Ia mengatakan, selama ini ada sekitar lima juta pengusaha ultra mikro mencari sumber pendanaan dari rentenir dengan bunga tinggi, sebanyak tujuh jutanya mendapat pinjaman dari kerabat, dan sebanyak 18 juta lagi masih bingung harus kemana mencari pinjaman.
"Kita mencari sasaran yang lebih kecil, tapi jumlahnya banyak. Prosesnya memang harus digital, pelayanan melalui platform digital supaya cepat," ucap Sunarso.
Sunarso menjelaskan, usaha ultra mikro berada di bawah koordinasi unit bisnis usaha mikro, dengan kredit di bawah Rp 10 juta. Tenor pinjaman bisa lebih pendek karena banyak dari pelaku usaha ultra mikro kebutuhan pinjamannya harian.
"Menyasar usaha ultra mikro adalah bagian dari strategi BRI untuk menumbuhkan sumber-sumber pertumbuhan baru. Selain itu, BRI juga mendorong nasabah mikro dan kecil untuk naik kelas," ucap dia.

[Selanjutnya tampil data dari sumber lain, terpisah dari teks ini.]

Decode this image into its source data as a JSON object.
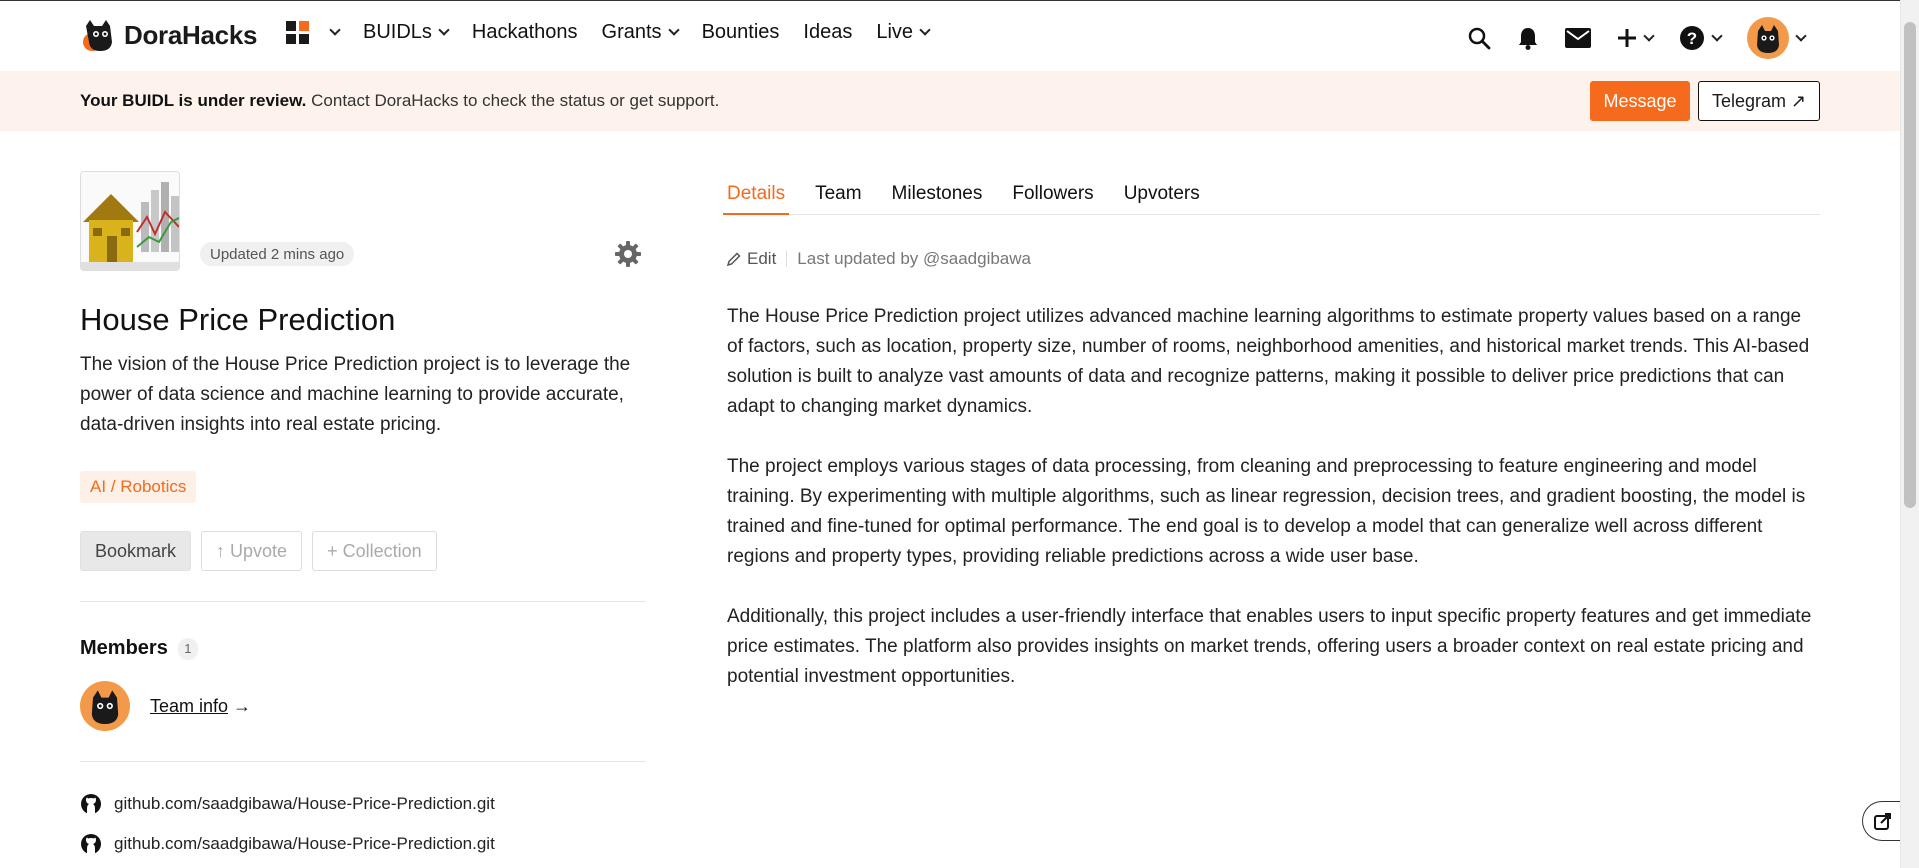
{
  "app": {
    "brand": "DoraHacks"
  },
  "nav": {
    "items": [
      {
        "label": "BUIDLs",
        "has_menu": true
      },
      {
        "label": "Hackathons",
        "has_menu": false
      },
      {
        "label": "Grants",
        "has_menu": true
      },
      {
        "label": "Bounties",
        "has_menu": false
      },
      {
        "label": "Ideas",
        "has_menu": false
      },
      {
        "label": "Live",
        "has_menu": true
      }
    ]
  },
  "icons": {
    "search": "search-icon",
    "bell": "bell-icon",
    "mail": "mail-icon",
    "plus": "plus-icon",
    "help": "help-icon"
  },
  "banner": {
    "bold": "Your BUIDL is under review.",
    "text": " Contact DoraHacks to check the status or get support.",
    "message_label": "Message",
    "telegram_label": "Telegram ↗"
  },
  "project": {
    "updated": "Updated 2 mins ago",
    "title": "House Price Prediction",
    "vision": "The vision of the House Price Prediction project is to leverage the power of data science and machine learning to provide accurate, data-driven insights into real estate pricing.",
    "tag": "AI / Robotics",
    "actions": {
      "bookmark": "Bookmark",
      "upvote": "↑ Upvote",
      "collection": "+ Collection"
    },
    "members_label": "Members",
    "members_count": "1",
    "team_info": "Team info",
    "team_arrow": " →",
    "repos": [
      "github.com/saadgibawa/House-Price-Prediction.git",
      "github.com/saadgibawa/House-Price-Prediction.git"
    ]
  },
  "tabs": [
    {
      "label": "Details",
      "active": true
    },
    {
      "label": "Team",
      "active": false
    },
    {
      "label": "Milestones",
      "active": false
    },
    {
      "label": "Followers",
      "active": false
    },
    {
      "label": "Upvoters",
      "active": false
    }
  ],
  "details": {
    "edit_label": "Edit",
    "last_updated": "Last updated by @saadgibawa",
    "paragraphs": [
      "The House Price Prediction project utilizes advanced machine learning algorithms to estimate property values based on a range of factors, such as location, property size, number of rooms, neighborhood amenities, and historical market trends. This AI-based solution is built to analyze vast amounts of data and recognize patterns, making it possible to deliver price predictions that can adapt to changing market dynamics.",
      "The project employs various stages of data processing, from cleaning and preprocessing to feature engineering and model training. By experimenting with multiple algorithms, such as linear regression, decision trees, and gradient boosting, the model is trained and fine-tuned for optimal performance. The end goal is to develop a model that can generalize well across different regions and property types, providing reliable predictions across a wide user base.",
      "Additionally, this project includes a user-friendly interface that enables users to input specific property features and get immediate price estimates. The platform also provides insights on market trends, offering users a broader context on real estate pricing and potential investment opportunities."
    ]
  },
  "colors": {
    "accent": "#f56a1c",
    "banner_bg": "#fdf3ec",
    "avatar_bg": "#f39a4a"
  }
}
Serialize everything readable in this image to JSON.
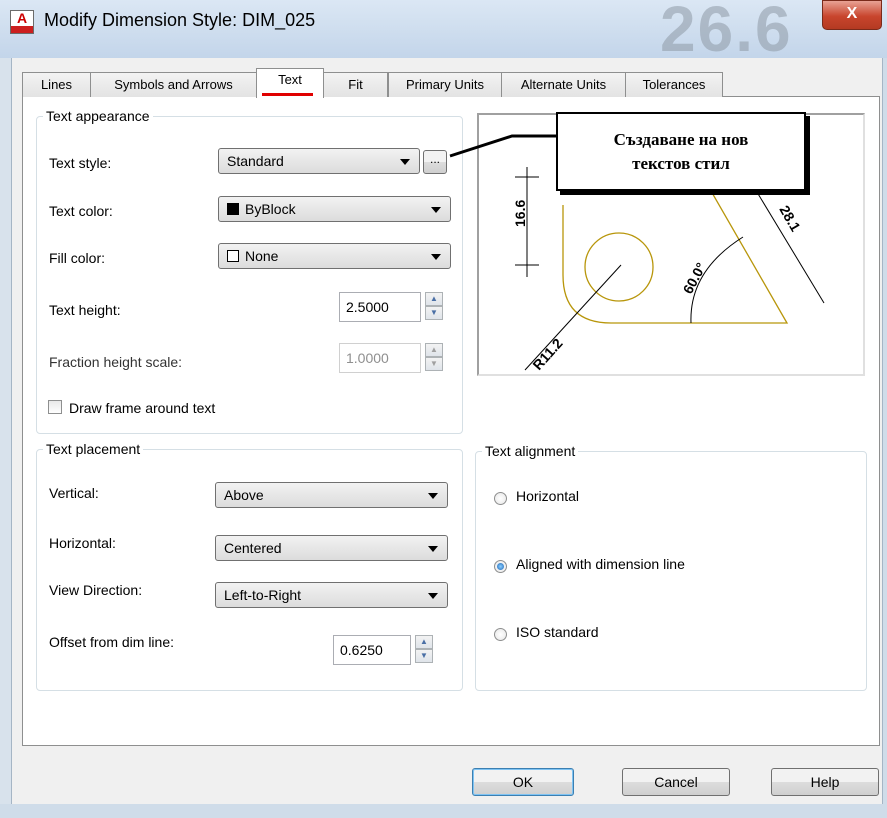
{
  "window": {
    "title": "Modify Dimension Style: DIM_025",
    "close_glyph": "X",
    "background_digits": "26.6"
  },
  "tabs": [
    {
      "label": "Lines"
    },
    {
      "label": "Symbols and Arrows"
    },
    {
      "label": "Text"
    },
    {
      "label": "Fit"
    },
    {
      "label": "Primary Units"
    },
    {
      "label": "Alternate Units"
    },
    {
      "label": "Tolerances"
    }
  ],
  "text_appearance": {
    "legend": "Text appearance",
    "text_style_label": "Text style:",
    "text_style_value": "Standard",
    "browse_label": "...",
    "text_color_label": "Text color:",
    "text_color_value": "ByBlock",
    "fill_color_label": "Fill color:",
    "fill_color_value": "None",
    "text_height_label": "Text height:",
    "text_height_value": "2.5000",
    "fraction_label": "Fraction height scale:",
    "fraction_value": "1.0000",
    "draw_frame_label": "Draw frame around text"
  },
  "text_placement": {
    "legend": "Text placement",
    "vertical_label": "Vertical:",
    "vertical_value": "Above",
    "horizontal_label": "Horizontal:",
    "horizontal_value": "Centered",
    "view_direction_label": "View Direction:",
    "view_direction_value": "Left-to-Right",
    "offset_label": "Offset from dim line:",
    "offset_value": "0.6250"
  },
  "text_alignment": {
    "legend": "Text alignment",
    "options": [
      "Horizontal",
      "Aligned with dimension line",
      "ISO standard"
    ],
    "selected": "Aligned with dimension line"
  },
  "preview": {
    "dim_vertical": "16.6",
    "dim_slanted": "28.1",
    "dim_angle": "60.0°",
    "dim_radius": "R11.2"
  },
  "annotation": {
    "line1": "Създаване на нов",
    "line2": "текстов стил"
  },
  "buttons": {
    "ok": "OK",
    "cancel": "Cancel",
    "help": "Help"
  },
  "colors": {
    "accent_red": "#e00000",
    "preview_geometry": "#b8960b",
    "text_color_swatch": "#000000"
  }
}
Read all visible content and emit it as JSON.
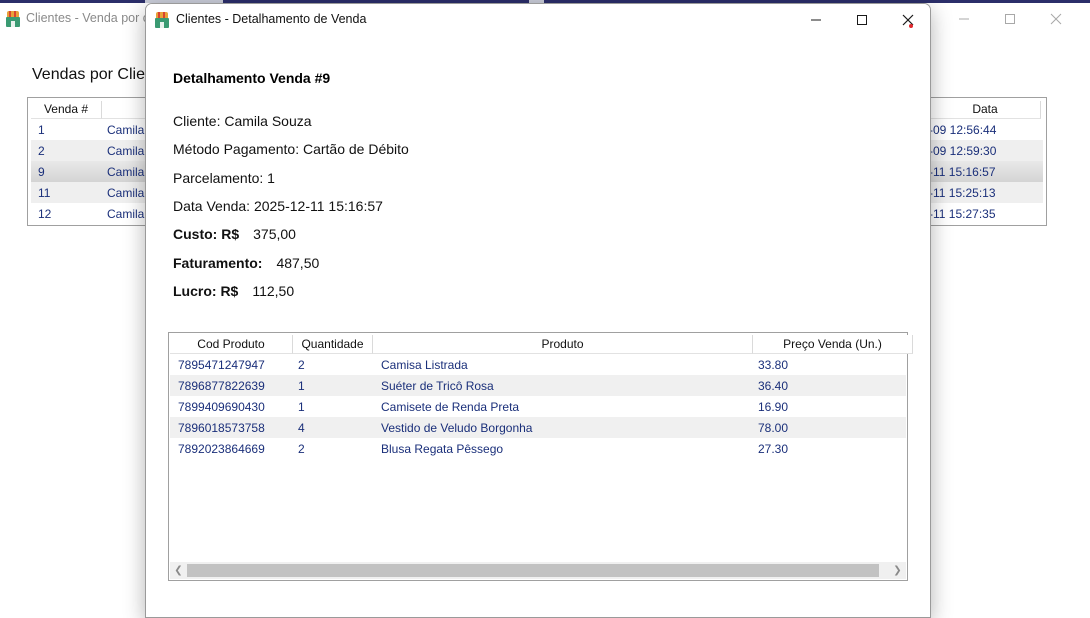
{
  "background_window": {
    "title": "Clientes - Venda por cl",
    "heading": "Vendas por Clier",
    "columns": [
      "Venda #",
      "Data"
    ],
    "rows": [
      {
        "id": "1",
        "client": "Camila",
        "date": "-09 12:56:44"
      },
      {
        "id": "2",
        "client": "Camila",
        "date": "-09 12:59:30"
      },
      {
        "id": "9",
        "client": "Camila",
        "date": "-11 15:16:57"
      },
      {
        "id": "11",
        "client": "Camila",
        "date": "-11 15:25:13"
      },
      {
        "id": "12",
        "client": "Camila",
        "date": "-11 15:27:35"
      }
    ],
    "selected_row": "9"
  },
  "dialog": {
    "title": "Clientes - Detalhamento de Venda",
    "heading": "Detalhamento Venda #9",
    "cliente": "Cliente: Camila Souza",
    "metodo": "Método Pagamento: Cartão de Débito",
    "parcelamento": "Parcelamento: 1",
    "data_venda": "Data Venda: 2025-12-11 15:16:57",
    "custo_label": "Custo: R$",
    "custo_value": "375,00",
    "faturamento_label": "Faturamento:",
    "faturamento_value": "487,50",
    "lucro_label": "Lucro: R$",
    "lucro_value": "112,50",
    "table": {
      "columns": [
        "Cod Produto",
        "Quantidade",
        "Produto",
        "Preço Venda (Un.)"
      ],
      "rows": [
        [
          "7895471247947",
          "2",
          "Camisa Listrada",
          "33.80"
        ],
        [
          "7896877822639",
          "1",
          "Suéter de Tricô Rosa",
          "36.40"
        ],
        [
          "7899409690430",
          "1",
          "Camisete de Renda Preta",
          "16.90"
        ],
        [
          "7896018573758",
          "4",
          "Vestido de Veludo Borgonha",
          "78.00"
        ],
        [
          "7892023864669",
          "2",
          "Blusa Regata Pêssego",
          "27.30"
        ]
      ]
    }
  },
  "colors": {
    "link_text": "#1a2f7a",
    "row_alt": "#f0f0f0",
    "close_dot": "#e0282e"
  }
}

Pada 2021, BRI optimistis kredit mampu tumbuh di atas rata-rata industri nasional, dengan faktor pendukungnya loan to deposit ratio (LDR) yang terjaga level 83,70 persen dibarengi perbaikan daya beli masyarakat dan konsumsi rumah tangga.
BRI cukup optimistis dan percaya diri dengan fokus ke pertumbuhan mikro. Pertumbuhan kredit BRI pator pada kisaran enam persen sampai tujuh persen dengan LDR kisaran 85 persen, NIM di kisaran 6,3 persen.
Per Desember 2020 BRI menyalurkan kredit sebesar Rp 938,37 triliun atau tumbuh 3,89 persen secara tahunan (year on year). Angka ini jauh lebih tinggi dibandingkan pertumbuhan kredit nasional yang diperkirakan Otoritas Jasa Keuangan (OJK) kisaran minus satu persen hingga dua persen.